The EU’s scientific research fund has just announced funding for nine small Irish companies with big ideas. The funding is being allocated under the Horizon 2020 SME Instrument.

The nine Irish SMEs will receive Phase 1 funding, i.e. a lump-sum of €50 000 to cover drafting a business plan plus three days of business coaching and free business acceleration services.

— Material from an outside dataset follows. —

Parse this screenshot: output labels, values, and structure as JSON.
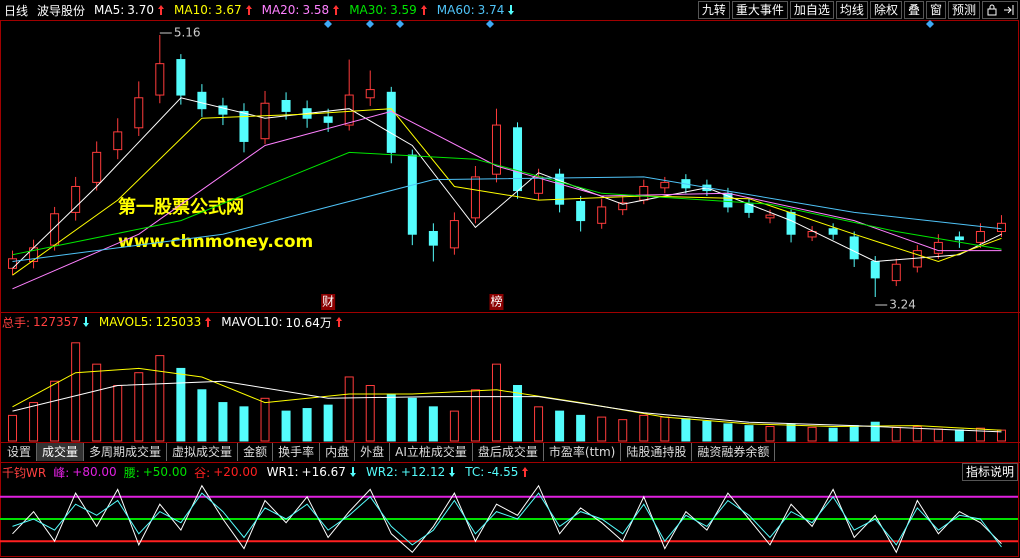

Since the launch of the EU’s SME Instrument in 2014, a total of 65 Irish SMEs have now been granted Phase 1 funding.

The 9 SMEs are:

GDG of Aughrim, Co Wicklow is developing a Decision Support Tool to Manage Earthworks along Road and Rail Networks
Toggam Enterprises Limited [t/a Hexafly] of Co Meath is developing Hexafly Black Soldier Fly Protein and Oils for Fishfeed
Milis Bio Limited of Co Cork is developing a novel sweet protein for use as flavouring in the food and beverage industry
Sothic Bioscience of Co Cork is developing a bio-identical and non-animal replacement for the quality control reagent of pyrogen testing in the medical and pharmaceutical industries
 BioProbe Diagnostics of Co Waterford is developing Bio-LP-1, a novel technology for water safety and surveillance testing
Helic Ireland of Dublin is developing Crosstalk Analysis for Microchips
Allogen Biotech of Dublin is developing the ARM-B skin-allergy diagnostics patch, a compact, easy to apply, low-cost allergy testing product
FlowForma of Dublin is developing Business Process Management (BPM) tools to make automatic decisions
Sonarc Innovations of Dublin is developing Sonarc, the world’s first full audio frequency range, massless speaker technology platform, providing immersive and powerful sound from a smaller size.


Companies can apply for two distinct phases under the SME Instrument, depending on the maturity of their innovation.

Under Phase 1 of the SME Instrument each project will receive a lump-sum of €50.000 to carry out a feasibility study.

Under Phase 2, each project will receive from €0.5 to €2.5 million to finance innovation activities such as demonstration, testing, piloting and scaling up. Applicants can request higher amounts if duly justified in their application.

There is no direct link between the two phases, therefore companies receiving funding from Phase 1 are not automatically entitled to enter Phase 2.